Allysha Joy kommt aus Melbourne, aber sie sagt "Naarm", wenn sie ihre Herkunft nennt. Es ist das Wort, das die Nachkommen der Indigenen für das Land verwenden, auf dem europäische Siedler im 19. Jahrhundert die Stadt Melbourne aufbauten, damals noch Port Phillip. "Ich erkenne an, dass diese Musik auf gestohlenem Land, dem Land des Wurundjeri-Volkes der Kulin-Nation, geschrieben und aufgenommen wurde", gibt Allysha Joy zu Protokoll – und zollt den Ahnen und Nachkommen der First Nations People ihren Respekt.
Ihr drittes Album "The Making of Silk" ist eine kühne Weiterentwicklung ihres künstlerischen Schaffens, mit reichen Jazz-Harmonien und einem tief rührenden Gesang, der aus einer wenig bespielten Dimension zwischen Soul und Jazz emporsteigt.
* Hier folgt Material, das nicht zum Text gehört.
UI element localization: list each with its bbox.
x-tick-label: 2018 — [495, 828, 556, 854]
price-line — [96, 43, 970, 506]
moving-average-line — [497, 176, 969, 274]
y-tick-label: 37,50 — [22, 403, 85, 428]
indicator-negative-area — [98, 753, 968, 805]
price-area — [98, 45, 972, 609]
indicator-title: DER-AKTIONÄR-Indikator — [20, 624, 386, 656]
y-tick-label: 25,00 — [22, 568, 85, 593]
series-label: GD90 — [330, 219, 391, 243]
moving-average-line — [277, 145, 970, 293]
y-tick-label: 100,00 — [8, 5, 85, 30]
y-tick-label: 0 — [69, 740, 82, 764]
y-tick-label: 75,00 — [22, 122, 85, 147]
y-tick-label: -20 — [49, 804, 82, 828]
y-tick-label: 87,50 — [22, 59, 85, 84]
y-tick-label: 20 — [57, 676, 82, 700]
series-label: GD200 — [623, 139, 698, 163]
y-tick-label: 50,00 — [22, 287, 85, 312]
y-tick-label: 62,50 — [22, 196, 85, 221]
Mit ihrem Respekt für die Kultur der Ureinwohner konfrontiert sie die Welt mit unbequemen Wahrheiten über den Kolonialismus: "Ich erkenne den andauernden Kampf um Souveränität an, den Kampf um freie Meinungsäußerung, Kultur, Sprache, Bewegung, Verbindung mit Kunst, Familie und Land. Ich erkenne den Geist an, der in dieser Musik lebt, und die lange Geschichte der Poesie, der Musik, der Kunst und des Widerstands […] Mit tiefem Respekt schaffe ich dieses Werk und teile es", schreibt die Künstlerin begleitend zum Album. Ihr Songwriting darauf verkörpert ein Geflecht aus Liebe, Wut, Verwunderung und der Hoffnung auf Veränderung und schafft Musik, die so ermächtigend wie intim ist.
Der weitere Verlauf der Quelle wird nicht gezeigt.